Another major worry when dealing with young prodigies is burnout. Burnout is a form of stress that when prolonged can result in emotional exhaustion, depersonalization and reduced sense of meaning or personal accomplishment. Stress and stressful situations go hand in hand with competitive sports, but I believe there are techniques out there that can minimize the negative impacts of stress on athletes, young athletes in particular.
A few of those techniques that i would incorporate for my tennis prodigy would be to use imagery and Larry Lauer's 3 R's: React, relax and refocus. Imagery can be used to shift our young tennis stars focus away from negative thoughts like a poor call by the line judge, unforced errors and what his opponent is doing. And focus him on the task at hand and things that he can control, such as hitting his backhand down the line with more velocity or increasing his net play by keeping his feet active. By redirecting his focus towards positive thoughts and things that he has control over, we may be able to control his anxiety and aggressive tendencies. I would use audiotapes and videotapes to help him to see and hear those techniques work first hand.
A second option would be Lauer's program for emotional control for anger and aggression. He has players work on emotional toughness with first to REACT by recognizing the negative emotion, realizing it's there and RELAX by using deep-breathing, self-talk or imagery to visualize yourself responding in a positive way. (Lauer, 2005) Lauer then talks about using a phrase to accomplish REFOCUS; since tennis is our sport, say "Focus on tennis"or "Keep my feet moving." Either of these should help them to redirect their focus back to the match in a positive way.

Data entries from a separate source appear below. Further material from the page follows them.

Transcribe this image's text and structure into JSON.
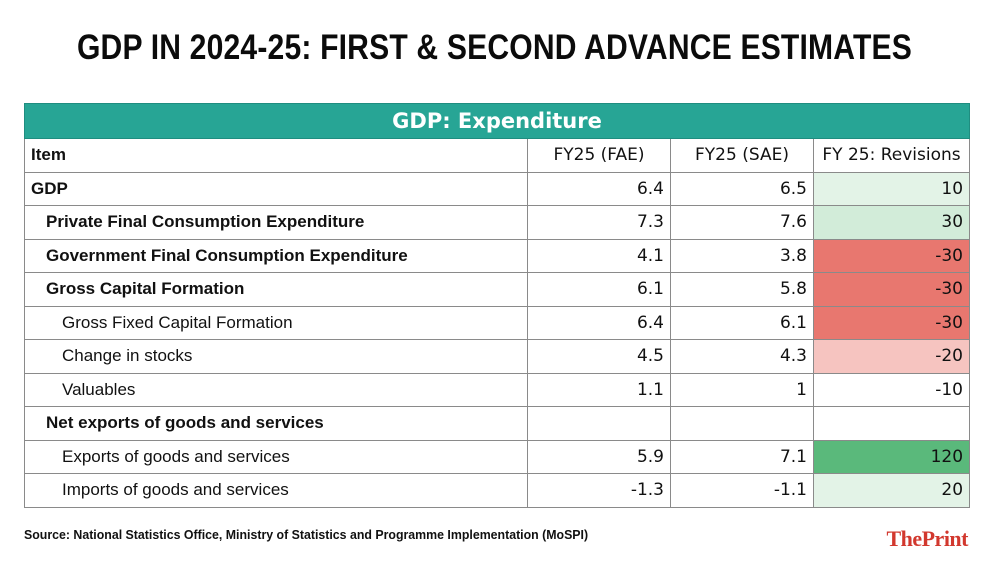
{
  "title": "GDP IN 2024-25: FIRST & SECOND ADVANCE ESTIMATES",
  "source": "Source: National Statistics Office, Ministry of Statistics and Programme Implementation (MoSPI)",
  "brand": "ThePrint",
  "colors": {
    "header_teal": "#27a595",
    "positive_light": "#e3f3e7",
    "positive_mid": "#d2ecd9",
    "positive_strong": "#5ab97b",
    "negative_light": "#f6c4c0",
    "negative_strong": "#e8776f",
    "brand_red": "#d2382e"
  },
  "chart_data": {
    "type": "table",
    "title": "GDP: Expenditure",
    "columns": [
      "Item",
      "FY25 (FAE)",
      "FY25 (SAE)",
      "FY 25: Revisions"
    ],
    "rows": [
      {
        "item": "GDP",
        "level": 0,
        "fae": "6.4",
        "sae": "6.5",
        "revision": "10",
        "revision_value": 10
      },
      {
        "item": "Private Final Consumption Expenditure",
        "level": 1,
        "fae": "7.3",
        "sae": "7.6",
        "revision": "30",
        "revision_value": 30
      },
      {
        "item": "Government Final Consumption Expenditure",
        "level": 1,
        "fae": "4.1",
        "sae": "3.8",
        "revision": "-30",
        "revision_value": -30
      },
      {
        "item": "Gross Capital Formation",
        "level": 1,
        "fae": "6.1",
        "sae": "5.8",
        "revision": "-30",
        "revision_value": -30
      },
      {
        "item": "Gross Fixed Capital Formation",
        "level": 2,
        "fae": "6.4",
        "sae": "6.1",
        "revision": "-30",
        "revision_value": -30
      },
      {
        "item": "Change in stocks",
        "level": 2,
        "fae": "4.5",
        "sae": "4.3",
        "revision": "-20",
        "revision_value": -20
      },
      {
        "item": "Valuables",
        "level": 2,
        "fae": "1.1",
        "sae": "1",
        "revision": "-10",
        "revision_value": -10
      },
      {
        "item": "Net exports of goods and services",
        "level": 1,
        "fae": "",
        "sae": "",
        "revision": "",
        "revision_value": null
      },
      {
        "item": "Exports of goods and services",
        "level": 2,
        "fae": "5.9",
        "sae": "7.1",
        "revision": "120",
        "revision_value": 120
      },
      {
        "item": "Imports of goods and services",
        "level": 2,
        "fae": "-1.3",
        "sae": "-1.1",
        "revision": "20",
        "revision_value": 20
      }
    ]
  }
}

By using these two techniques together I believe we would be effective in helping our tennis prodigy to better understand how to cope with his emotions and actually turn his passion and intensity for the game into a major strength of his. After all, playing sports should be fun for kids, not stress them out to the point of emotional exhaustion or burnout.
Gill, D.L., & Williams, L. (2008). Psychological dynamics of sport and exercise (3rd Ed.).
Lauer, L.L. (2005). Playing tough and clean hockey: Developing emotional management skills to reduce individual player aggression. Unpublished doctoral dissertation, University of North Carolina at Greensboro.